X-ray scans reveal hidden baby Jesus in old Leonardo da Vinci painting

An image shows part of the Virgin on the Rocks. The hidden baby Jesus is in the right side of this frame.

An image shows part of the Virgin on the Rocks. The hidden baby Jesus is in the right side of this frame.

The Leonardo da Vinci painting the “Virgin of the Rocks” was hiding another image beneath its surface: a winged baby Jesus, a new X-ray examination has revealed.

This isn’t the first signal that the “Virgin of the Rocks” hid older sketches that might have led to a different masterpiece. A similar effort, using infrared light in August 2019, revealed a sketch of a different Virgin Mary posed higher in the frame, as Live Science previously reported. But this new scan of the painting using a technique called macro X-ray fluorescence (MA-XRF) —  as well as a new algorithm to interpret the data — revealed the head and wings of this unseen baby Jesus.

 “It was like looking for a needle in a haystack, but such a great feeling to see the wings and head finally uncovered,” Pier Luigi Dragotti, a professor at the Imperial College London’s Department of Electrical and Electronic Engineering, said in a statement.

MA-XRF works by exciting individual chemical elements in the paint, causing them to faintly glitter in ways a sensitive scanner can pick up. It’s been used for a bit more than a decade to study old paintings, according to a paper published March 2018 in the Microchemical Journal. The newly uncovered baby Jesus was found thanks to a new algorithm to interpret the MA-XRF data. Developed by Dragotti, it turned more of the task of hunting through huge piles of MA-XRF data over to a computer, which was able to help discern the patterns of the hidden sketches and reveal features humans might have missed.

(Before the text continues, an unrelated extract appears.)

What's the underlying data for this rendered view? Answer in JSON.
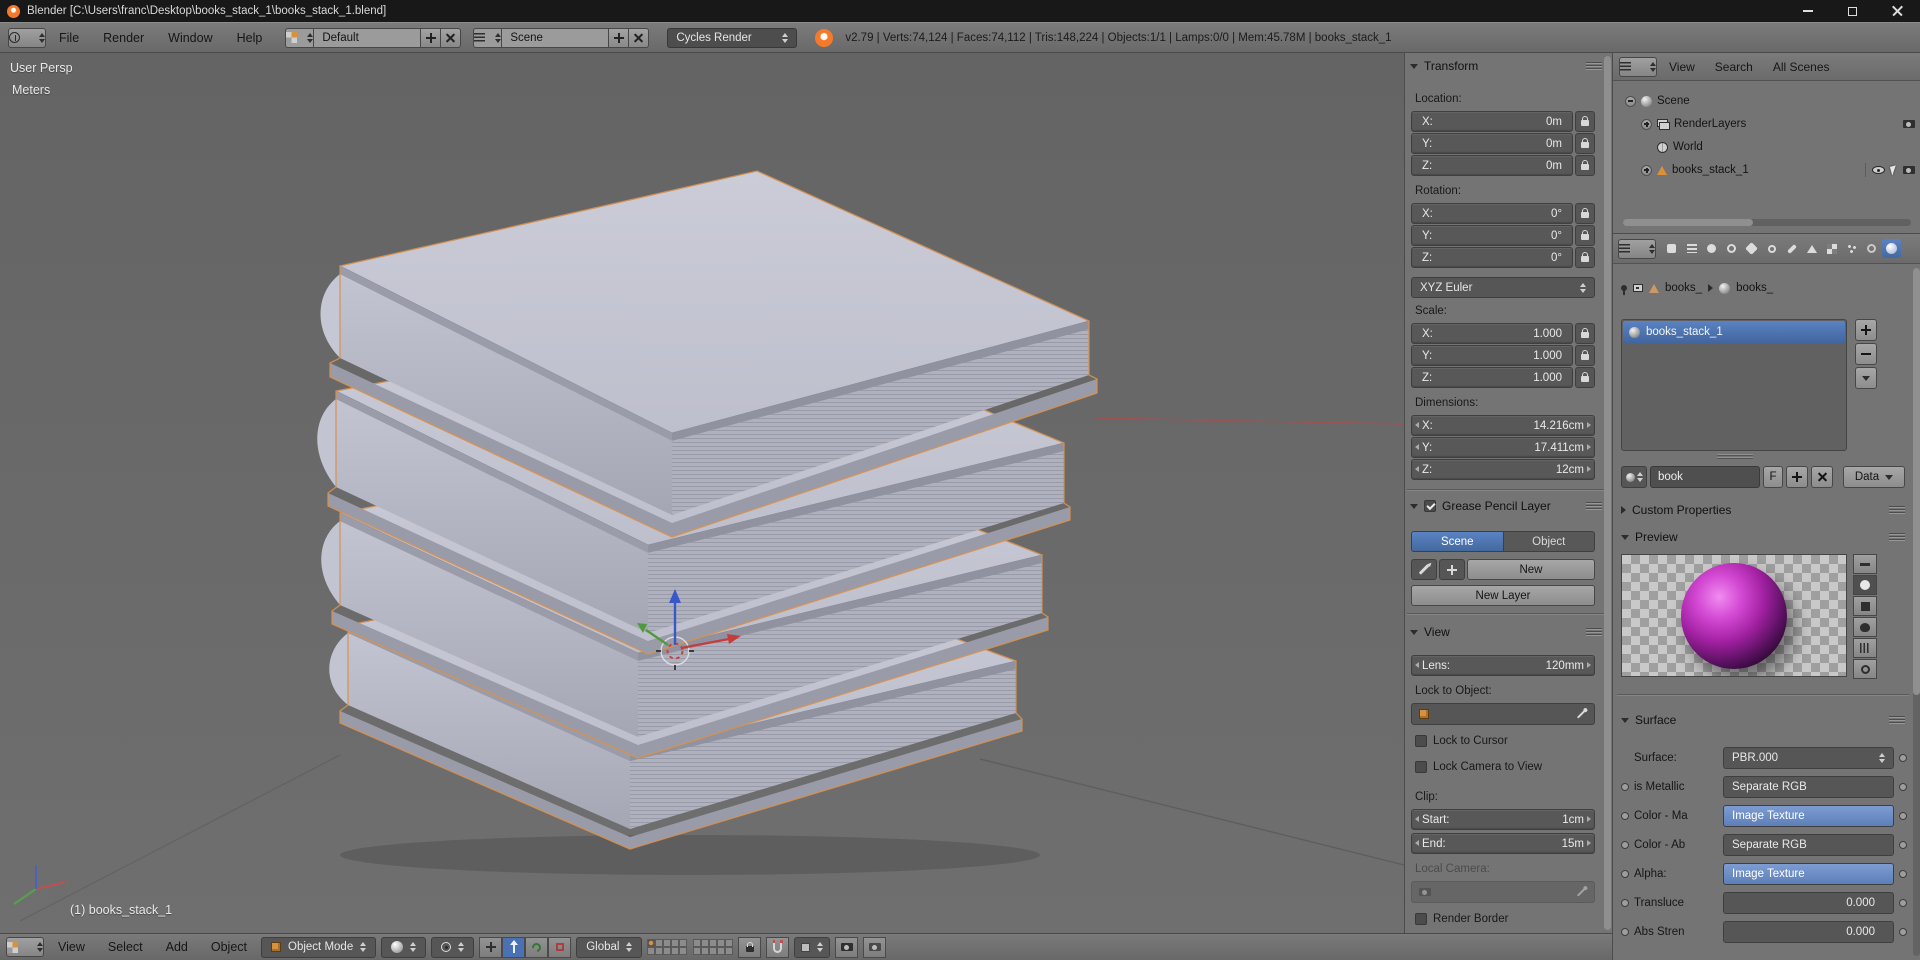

The key element that’s been helpful in revealing the sketches was zinc. Da Vinci’s original sketch must have used a substance that contained it. Once that feature was identified, the researchers knew what to look for in order to reveal new hidden details.

“Before, we were getting very weak signals from the zinc within the painting due to its overlap with other elements, but the algorithm has given us more confidence in the signals that relate to the underdrawing,” Catherine Higgitt, a researcher at the National Gallery in London who was also responsible for the sketch’s discovery, said in the statement.

It’s unclear why da Vinci covered up his original sketch. This is the second time da Vinci painted a Virgin on the Rocks scene but the final painting looks much more like the original, separate painting he made than the hidden sketch did.